IBA Lashes Out at World Boxing in Attempt to Stay Relevant

IBA held its Champions' Night in Kazakhstan on April 27 (Photo: IBA)

The embattled International Boxing Association (IBA), having been removed from the Olympic family by the International Olympic Committee (IOC), has now lashed out at its main rival federation, World Boxing.

World Boxing was set up last year to “address the IOC’s longstanding concerns over sporting integrity, governance, transparency and financial management [which] has placed boxing’s future as an Olympic sport in doubt”. It already counts 27 national federations from around the world as its members.

This new organisation may have a better shot at leading the sport into the next Olympics, after IBA was sanctioned and prevented from running boxing at the 2021 Tokyo Olympics and again at Paris this year due to concerns over IBA’s finances, governance and ethics. The IOC took charge of the programme in Tokyo and will do so again in Paris.

World Boxing has now launched its inaugural World Boxing Cup, the second leg of which was held successfully in Pueblo, USA, two weeks ago.

The successful launch of a new boxing tournament with worldwide participation – 120 boxers from 17 countries took part in Pueblo – must have stung IBA and its Russian president Umar Kremlev.

In a press release on its website, IBA lashed out at World Boxing, claiming the new sports body was “unfit on all levels to support National Federations around the world”, without providing any evidence.

The release also declared that IBA “continues to thrive in the evolving sports ecosystem”.

The fact is, IBA is not thriving. It no longer has any connection with the Olympics and is reliant for on the largesse of Russian state-owned energy giant Gazprom for its funding.

IBA was embarrassed recently when the Court of Arbitration for Sport (CAS) upheld the IOC’s decision in June 2023 to de-recognise IBA over concerns about governance, reliance on money from Gazprom, and the integrity of bouts.

But IBA still claims that all is well: “IBA has all recourses (sic) to build the future of boxing,” it declared.

“IBA continues to support its athletes financially and mentally, providing a stage to showcase talent and allow them to forge careers from the sport they love. We provide the best pathway to success for all of our athletes and members around the world,” IBA declared in its release.

Sadly, all the funding from Gazprom will be in vain if IBA cannot offer its boxers and its national federations a route to Olympic gold.

To cover IBA’s isolation, Kremlev and his team offer huge sums as prize money to attract boxers to compete in IBA’s boxing tournaments. For instance, the prize fund for its inaugural Mandela African Boxing Cup was $500,000.

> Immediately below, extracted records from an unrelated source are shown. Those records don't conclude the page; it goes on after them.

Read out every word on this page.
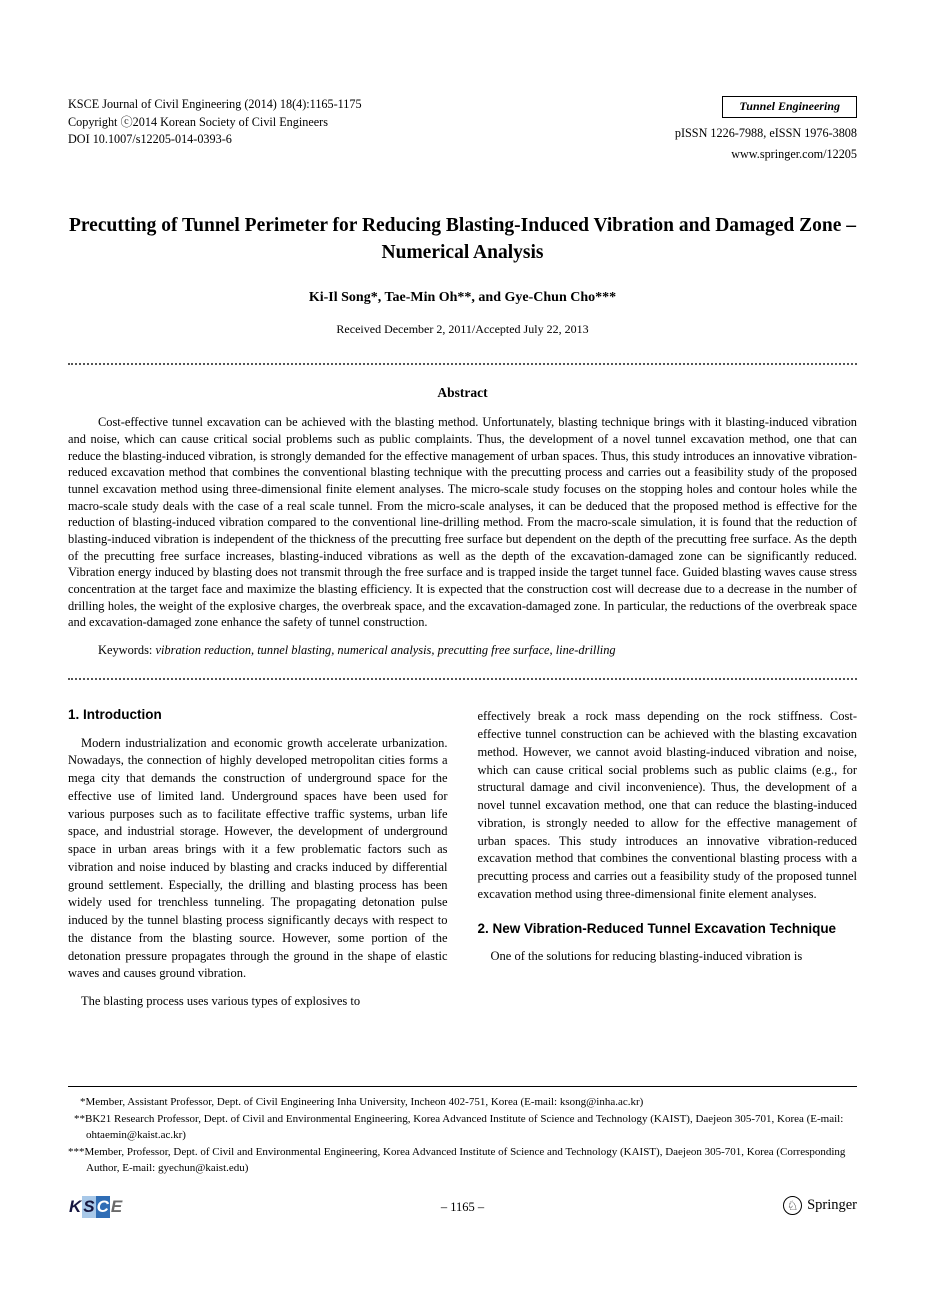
KSCE Journal of Civil Engineering (2014) 18(4):1165-1175
Copyright ⓒ2014 Korean Society of Civil Engineers
DOI 10.1007/s12205-014-0393-6
Tunnel Engineering
pISSN 1226-7988, eISSN 1976-3808
www.springer.com/12205
Precutting of Tunnel Perimeter for Reducing Blasting-Induced Vibration and Damaged Zone – Numerical Analysis
Ki-Il Song*, Tae-Min Oh**, and Gye-Chun Cho***
Received December 2, 2011/Accepted July 22, 2013
Abstract

Cost-effective tunnel excavation can be achieved with the blasting method. Unfortunately, blasting technique brings with it blasting-induced vibration and noise, which can cause critical social problems such as public complaints. Thus, the development of a novel tunnel excavation method, one that can reduce the blasting-induced vibration, is strongly demanded for the effective management of urban spaces. Thus, this study introduces an innovative vibration-reduced excavation method that combines the conventional blasting technique with the precutting process and carries out a feasibility study of the proposed tunnel excavation method using three-dimensional finite element analyses. The micro-scale study focuses on the stopping holes and contour holes while the macro-scale study deals with the case of a real scale tunnel. From the micro-scale analyses, it can be deduced that the proposed method is effective for the reduction of blasting-induced vibration compared to the conventional line-drilling method. From the macro-scale simulation, it is found that the reduction of blasting-induced vibration is independent of the thickness of the precutting free surface but dependent on the depth of the precutting free surface. As the depth of the precutting free surface increases, blasting-induced vibrations as well as the depth of the excavation-damaged zone can be significantly reduced. Vibration energy induced by blasting does not transmit through the free surface and is trapped inside the target tunnel face. Guided blasting waves cause stress concentration at the target face and maximize the blasting efficiency. It is expected that the construction cost will decrease due to a decrease in the number of drilling holes, the weight of the explosive charges, the overbreak space, and the excavation-damaged zone. In particular, the reductions of the overbreak space and excavation-damaged zone enhance the safety of tunnel construction.

Keywords: vibration reduction, tunnel blasting, numerical analysis, precutting free surface, line-drilling
1. Introduction

Modern industrialization and economic growth accelerate urbanization. Nowadays, the connection of highly developed metropolitan cities forms a mega city that demands the construction of underground space for the effective use of limited land. Underground spaces have been used for various purposes such as to facilitate effective traffic systems, urban life space, and industrial storage. However, the development of underground space in urban areas brings with it a few problematic factors such as vibration and noise induced by blasting and cracks induced by differential ground settlement. Especially, the drilling and blasting process has been widely used for trenchless tunneling. The propagating detonation pulse induced by the tunnel blasting process significantly decays with respect to the distance from the blasting source. However, some portion of the detonation pressure propagates through the ground in the shape of elastic waves and causes ground vibration.

The blasting process uses various types of explosives to

effectively break a rock mass depending on the rock stiffness. Cost-effective tunnel construction can be achieved with the blasting excavation method. However, we cannot avoid blasting-induced vibration and noise, which can cause critical social problems such as public claims (e.g., for structural damage and civil inconvenience). Thus, the development of a novel tunnel excavation method, one that can reduce the blasting-induced vibration, is strongly needed to allow for the effective management of urban spaces. This study introduces an innovative vibration-reduced excavation method that combines the conventional blasting process with a precutting process and carries out a feasibility study of the proposed tunnel excavation method using three-dimensional finite element analyses.

2. New Vibration-Reduced Tunnel Excavation Technique

One of the solutions for reducing blasting-induced vibration is

*Member, Assistant Professor, Dept. of Civil Engineering Inha University, Incheon 402-751, Korea (E-mail: ksong@inha.ac.kr)
**BK21 Research Professor, Dept. of Civil and Environmental Engineering, Korea Advanced Institute of Science and Technology (KAIST), Daejeon 305-701, Korea (E-mail: ohtaemin@kaist.ac.kr)
***Member, Professor, Dept. of Civil and Environmental Engineering, Korea Advanced Institute of Science and Technology (KAIST), Daejeon 305-701, Korea (Corresponding Author, E-mail: gyechun@kaist.edu)
K S C E	– 1165 –	♘ Springer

Offering monetary prizes can be attractive to boxers who need to support themselves and their training. But the ultimate respect for any boxer is winning an Olympic medal, and that is precisely what IBA can no longer provide.

One can expect many more nasty press releases from IBA as it gets used to being out of the boxing limelight. By trying to put down World Boxing, IBA is hoping to stay relevant in a sport where its voice no longer carries any weight. Deep down, IBA must know that the future of boxing is not within its control. Lashing out at the competition can only accelerate this process.